After these adjustments, Dares calculates a first set of 'employee' weights corrected for total non-response by reallocating the weights of the non-responding units to the respondents belonging to the same draw stratum.
INSEE then carries out a second set of adjustments on the employee data, to meet the constraints imposed by Eurostat. In particular, a special treatment is carried out for employees on fixed-term contracts, for whom Eurostat wants a number of paid hours to be provided.
This expert work makes it possible to obtain for each year of the survey the adjusted, non-calibrated base which, after the calibration carried out at INSEE, becomes the annual base for national distribution.
For questionnaires 'establishments'
The adjustment of the 'establishments' questionnaires particularly concerns the Ecmo format where the establishment part is essential for responding to Eurostat. First of all, a distinction is made between respondents according to their level of response: they may in fact respond sometimes for the establishment or for the enterprise when the information at establishment level is not known. The establishments table is then cleared by eliminating establishments for which there is or is considered to be total non-response. Establishments not responding to a whole block of variables or to certain so-called "key" variables, such as those relating to costs or the wage bill, are considered to be in total non-response. As with the employee questionnaires, initial weights are calculated by reallocating the weights of the non-responding units in a homogeneous manner to the responding units belonging to the same sampling stratum.
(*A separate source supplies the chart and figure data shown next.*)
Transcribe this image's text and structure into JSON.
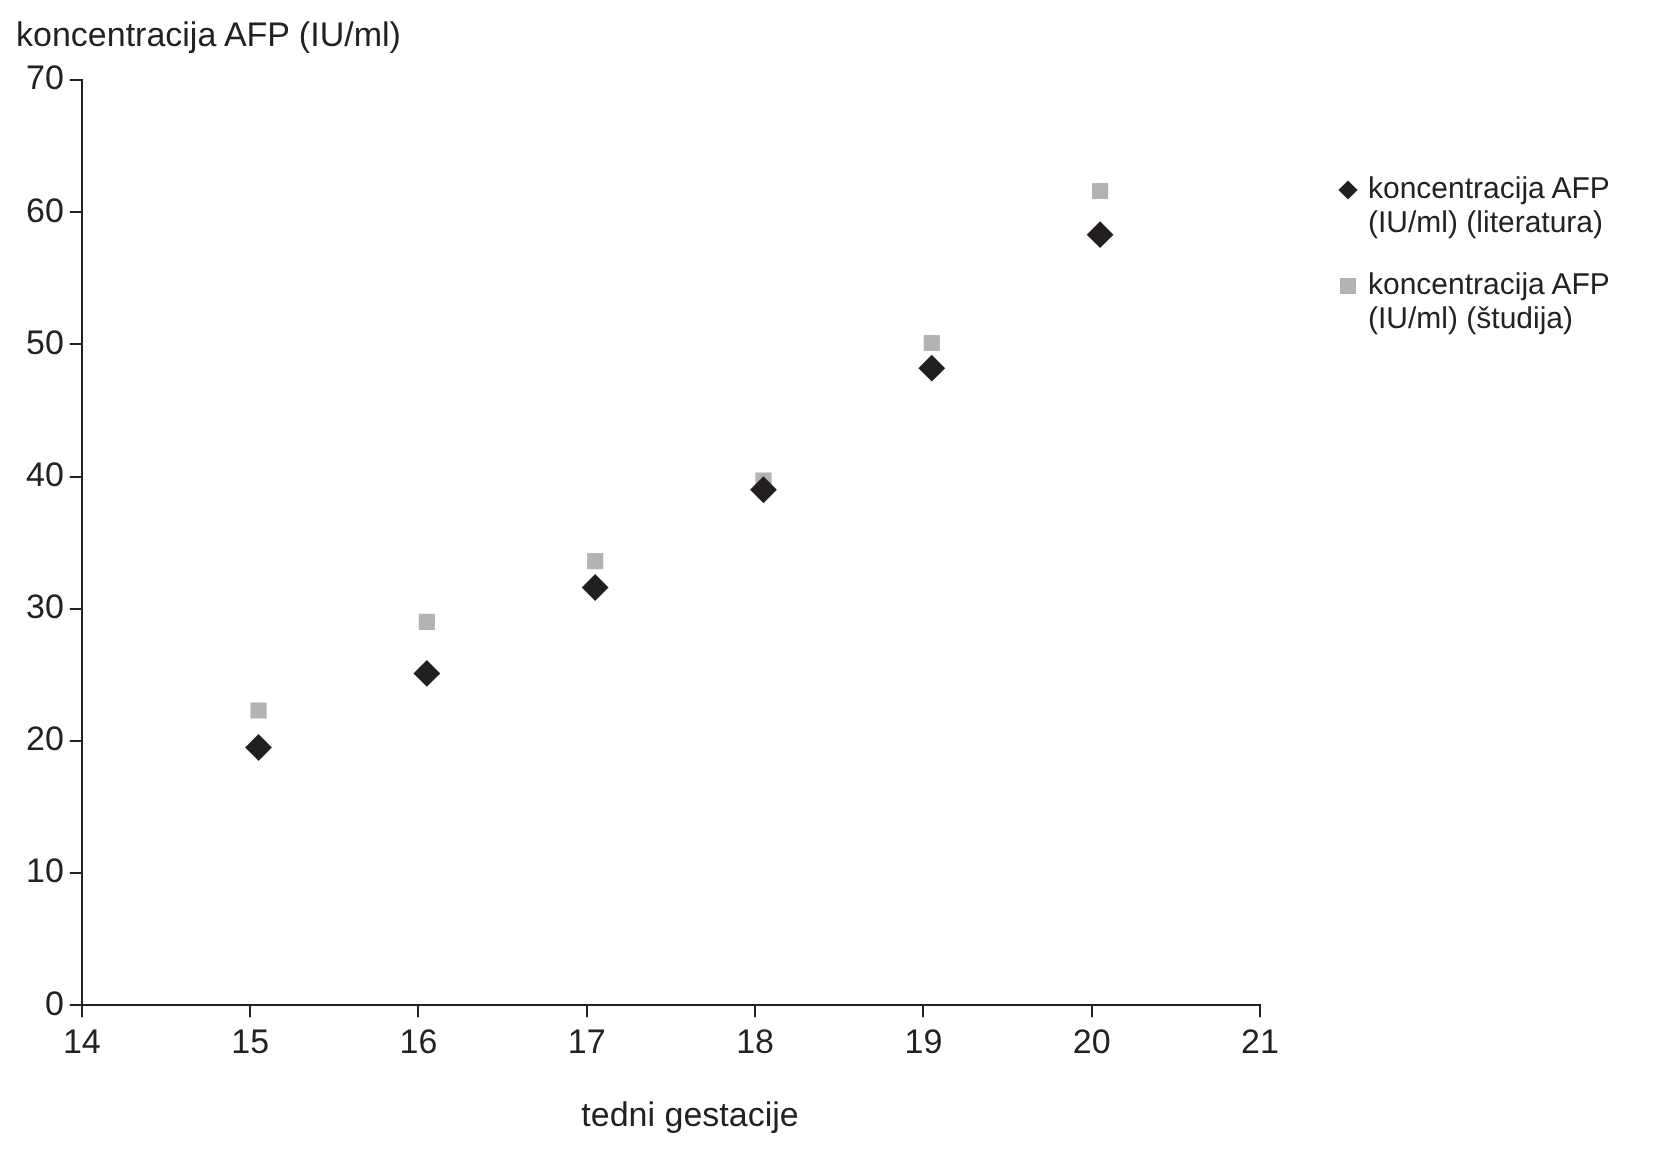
{
  "chart_data": {
    "type": "scatter",
    "ylabel": "koncentracija AFP (IU/ml)",
    "xlabel": "tedni gestacije",
    "x": [
      15.05,
      16.05,
      17.05,
      18.05,
      19.05,
      20.05
    ],
    "series": [
      {
        "name": "koncentracija AFP (IU/ml) (literatura)",
        "color": "#231f20",
        "marker": "diamond",
        "values": [
          19.5,
          25.1,
          31.6,
          39.0,
          48.2,
          58.3
        ]
      },
      {
        "name": "koncentracija AFP (IU/ml) (študija)",
        "color": "#b3b3b3",
        "marker": "square",
        "values": [
          22.3,
          29.0,
          33.6,
          39.7,
          50.1,
          61.6
        ]
      }
    ],
    "xlim": [
      14,
      21
    ],
    "xticks": [
      14,
      15,
      16,
      17,
      18,
      19,
      20,
      21
    ],
    "ylim": [
      0,
      70
    ],
    "yticks": [
      0,
      10,
      20,
      30,
      40,
      50,
      60,
      70
    ],
    "grid": false,
    "legend": "top right"
  }
}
Then, the missing or incorrectly filled-in responses to questions other than the "key" questions, which lead to the establishment being classified as a total non-response, are adjusted by imputation, in particular by hot-deck.
Treatment of influential units
A treatment of the influential units is carried out, which makes it possible to control the "influence" of individuals who, because of their response and their high weight - and without their response being erroneous - lead to measures that are certainly still unbiased but potentially much less precise of the statistics of interest on the domains to which they belong. This is achieved by applying a winsorisation technique (Kokic and Bell's method) which reduces the weight of the influential individual without losing the information of their response. This makes it possible to improve accuracy.
Calibration on margins
- For each annual survey, the variables taken from the survey are calibrated to the
margins of the total population in paid employment taken from the BTS, according to
a number of criteria (social category, gender, geographical location, etc.).
- After concatenation of the annual files for the Eurostat rendering, the whole set
is calibrated a second time on the margins relative to the year of validity of the
survey.
Each of the adjustments to the margins is carried out using the Calmar procedure.
Eurostat rendering
The tables sent to Eurostat always use two successive annual surveys. On the concatenated base, final adjustments are made to satisfy the constraints imposed by Eurostat. These constraints are first of all strict limits for several variables (working time, valuation of overtime for example), or the absence of partial non-response (deletion of individuals with certain variables missing).